O lançamento da candidatura do prefeito Cesar Maia à Presidência da Répública tornou o casamento do PFL com o PSDB praticamente uma relação de fachada. Nos bastidores, as duas legendas já travam um duelo para ver quem chega em meados do ano que vem com o nome mais forte para encabeçar a chapa da aliança.
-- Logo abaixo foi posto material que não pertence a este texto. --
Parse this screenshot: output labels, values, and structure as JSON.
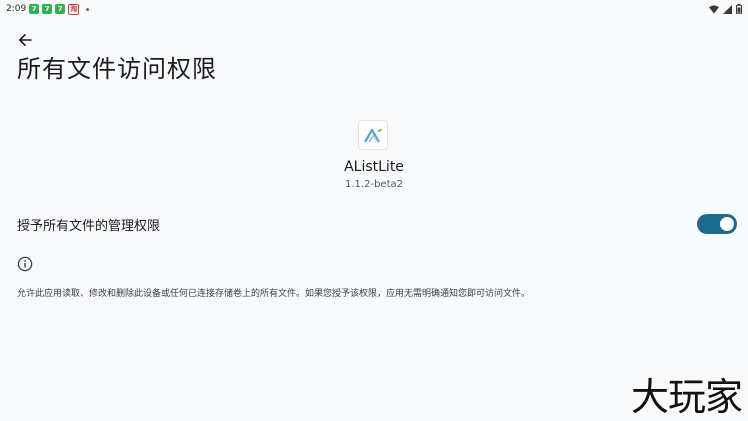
{
  "status_bar": {
    "time": "2:09",
    "notification_icons": [
      {
        "label": "7",
        "color": "#2fb34a"
      },
      {
        "label": "7",
        "color": "#2fb34a"
      },
      {
        "label": "7",
        "color": "#2fb34a"
      },
      {
        "label": "淘",
        "color": "#d23b3b"
      }
    ],
    "right_icons": [
      "wifi-icon",
      "signal-icon",
      "battery-icon"
    ]
  },
  "header": {
    "back_icon": "arrow-back-icon",
    "title": "所有文件访问权限"
  },
  "app": {
    "icon": "alist-logo-icon",
    "name": "AListLite",
    "version": "1.1.2-beta2"
  },
  "permission": {
    "label": "授予所有文件的管理权限",
    "enabled": true,
    "accent_color": "#1b6b8f"
  },
  "info": {
    "icon": "info-icon",
    "description": "允许此应用读取、修改和删除此设备或任何已连接存储卷上的所有文件。如果您授予该权限，应用无需明确通知您即可访问文件。"
  },
  "watermark": {
    "text": "大玩家"
  }
}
Até o governador de São Paulo, Geraldo Alckmin, arredio a conversas sobre o tema, se propôs pela primeira vez a abordá-lo. Foi num café-da-manhã, quarta-feira, no Hotel Blue Tree, de Brasília, com parlamentares.

Alckmin, um dos presidenciáveis do PSDB, disse que foi correto o PFL lançar Cesar para se recompor da derrota eleitoral de outubro. Os tucanos, com bom resultado no pleito, deveriam esperar até maio para falar em nomes. E aconselhou a costura de alianças com PPS e PDT.

Já o ex-presidente Fernando Henrique acha que seu partido deve se apressar em mostrar seu candidato, antes que Cesar ganhe mais terreno.

O curioso é que, se Cesar e Alckmin se desincompatibilizarem para concorrer, os partidos se revezam no poder. A cidade do Rio fica com o tucano Otavio Leite, vice de Cesar. O governo paulista, com o pefelista Cláudio Lembo, vice de Alckmin.